Aythaya Vineyards ist das «Baby» von Bert Morsbach, der vor Jahren im benachbarten Thailand Surfbretter bauen ließ und in Asien hängen geblieben ist. Vor fast zehn Jahren pachtete er das Land auf 1300 Metern Höhe am Inle-See rund zwei Flugstunden nördlich der Hafenstadt Rangun. Er experimentierte ein paar Jahre mit importierten Rebstöcken und immer mal wieder eingeflogenen Weinfachleuten aus Deutschland.
Seit zwei Jahren führt der in Bernkastel mehrfach ausgezeichnete Leiendecker den Betrieb. Er lässt heute rund 100 000 Flaschen im Jahr abfüllen. Die 2007 «Sauvignon Blanc»-Spätlese gilt als Durchbruch.
«Ein Wein, der den Vergleich mit guten Jahrgängen aus Europa, Chile oder Australien nicht scheuen muss», sagt Leiendecker. Die erstklassigen Hotels im Land haben den Aythaya-Wein im Sortiment.
Leiendecker lebt auf dem Weingut mit Restaurant. Die Terrasse mit Blick in die Weinberge wird gerade ausgebaut. «Wir brauchen mehr Platz für Hochzeiten und Firmenfeiern», sagt Leiendecker.
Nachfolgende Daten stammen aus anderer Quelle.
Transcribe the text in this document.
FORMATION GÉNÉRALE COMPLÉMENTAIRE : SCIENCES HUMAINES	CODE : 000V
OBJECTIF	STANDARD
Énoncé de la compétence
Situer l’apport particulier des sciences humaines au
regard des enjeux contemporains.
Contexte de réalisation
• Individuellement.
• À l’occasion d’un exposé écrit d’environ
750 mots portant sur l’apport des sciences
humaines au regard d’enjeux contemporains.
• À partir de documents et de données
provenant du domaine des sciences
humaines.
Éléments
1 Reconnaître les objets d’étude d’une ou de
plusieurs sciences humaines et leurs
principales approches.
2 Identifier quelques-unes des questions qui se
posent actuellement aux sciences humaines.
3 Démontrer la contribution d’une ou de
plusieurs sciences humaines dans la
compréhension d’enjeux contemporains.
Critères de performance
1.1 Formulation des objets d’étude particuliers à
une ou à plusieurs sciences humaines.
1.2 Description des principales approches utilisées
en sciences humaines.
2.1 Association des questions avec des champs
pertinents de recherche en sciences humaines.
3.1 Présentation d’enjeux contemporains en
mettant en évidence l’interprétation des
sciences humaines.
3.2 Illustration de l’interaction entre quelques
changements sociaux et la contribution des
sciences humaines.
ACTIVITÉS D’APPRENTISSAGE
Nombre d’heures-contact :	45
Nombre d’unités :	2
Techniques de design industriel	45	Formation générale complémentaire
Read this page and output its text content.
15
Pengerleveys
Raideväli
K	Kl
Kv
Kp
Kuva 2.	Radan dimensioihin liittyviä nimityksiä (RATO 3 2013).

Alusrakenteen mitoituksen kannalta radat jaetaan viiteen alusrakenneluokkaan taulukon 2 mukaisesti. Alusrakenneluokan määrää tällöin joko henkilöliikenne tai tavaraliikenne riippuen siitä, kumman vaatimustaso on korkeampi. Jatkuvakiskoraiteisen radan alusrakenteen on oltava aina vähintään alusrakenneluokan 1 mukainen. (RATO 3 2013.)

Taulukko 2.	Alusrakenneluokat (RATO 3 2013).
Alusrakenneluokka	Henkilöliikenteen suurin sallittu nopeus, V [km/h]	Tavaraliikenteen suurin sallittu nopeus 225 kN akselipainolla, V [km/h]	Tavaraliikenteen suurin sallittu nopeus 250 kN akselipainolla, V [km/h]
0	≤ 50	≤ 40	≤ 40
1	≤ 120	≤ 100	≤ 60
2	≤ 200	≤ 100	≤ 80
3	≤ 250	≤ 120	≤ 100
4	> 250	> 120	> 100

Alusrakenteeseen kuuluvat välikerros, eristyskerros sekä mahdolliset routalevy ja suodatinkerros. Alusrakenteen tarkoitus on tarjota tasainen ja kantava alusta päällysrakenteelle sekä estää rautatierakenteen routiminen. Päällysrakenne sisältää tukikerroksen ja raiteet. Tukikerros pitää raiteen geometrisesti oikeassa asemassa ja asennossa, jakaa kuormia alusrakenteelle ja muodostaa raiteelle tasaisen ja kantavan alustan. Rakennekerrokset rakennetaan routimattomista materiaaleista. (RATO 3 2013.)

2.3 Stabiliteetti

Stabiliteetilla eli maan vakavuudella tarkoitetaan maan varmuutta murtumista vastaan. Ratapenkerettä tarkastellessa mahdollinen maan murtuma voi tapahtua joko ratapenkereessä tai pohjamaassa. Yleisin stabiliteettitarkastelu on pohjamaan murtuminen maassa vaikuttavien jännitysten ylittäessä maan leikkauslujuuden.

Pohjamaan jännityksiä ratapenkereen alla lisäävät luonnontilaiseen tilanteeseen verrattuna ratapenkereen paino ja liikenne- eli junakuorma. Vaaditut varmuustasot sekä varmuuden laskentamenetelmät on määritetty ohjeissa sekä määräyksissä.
Mehr Stühle müssen her und Geschirr. «Bei chinesischen Hochzeiten braucht man viele, viele Schälchen und einen Kellner für drei Tische. Bei birmanischen kann einer sieben Tische bedienen», sagt Leiendecker. Er lacht herzhaft. «Ich hätte mir vor zwei Jahren nicht träumen lassen, dass ich mir mal Gedanken über die Unterschiede zwischen chinesischen und birmanischen Hochzeiten machen würde.»
Das Weingut muss den heimischen Markt beackern, weil die Touristen ausbleiben. Der niedergeschlagene Mönchsaufstand im vergangenen Jahr und der verheerende
Zyklon Nargis haben Besucher
abgeschreckt. «Die Leute meinen, das ganze Land sei verwüstet», sagt Leiendecker genervt. Das Irrawaddy-Delta an der Küste wurde zwar zerstört, doch blieb der Großteil des Landes verschont. Das Weingut liegt nicht weit vom Inle-See, der mit seinen Dörfern und Hotels auf Stelzen früher tausende Touristen anzog. Heute sind viele Hotels geschlossen.
Leiendecker lässt heute vermehrt den lieblichen Rotwein »Kanbosa» abfüllen, vergleichbar mit dem in Deutschland populären «Edlen von Mornag» aus Tunesien, wie er sagt. «Man muss die Einheimischen erstmal langsam an den Wein heranführen», sagt er. Auf zwei Schemeln sitzen junge Frauen mit einer Holzschablone vor den Flaschen, um das Etikett punktgenau aufzukleben. «Alles Handarbeit hier», sagt Leiendecker. Der Betrieb beschäftigt inzwischen etwa 60 Leute.
Der
Winzer baut vor allem Chiraz und Sauvignon an. Im Oktober ist Rebschnitt, im April Ernte. Weil die Böden nicht so fruchtbar sind wie zu Hause und die Trauben in der Regenzeit zwischen Mai und Oktober nicht genügend Licht bekommen, ist der Ertrag geringer. «In Deutschland gibt es pro Hektar 10.000 bis 12.000 Liter, hier vielleicht 3.000», sagt Leiendecker.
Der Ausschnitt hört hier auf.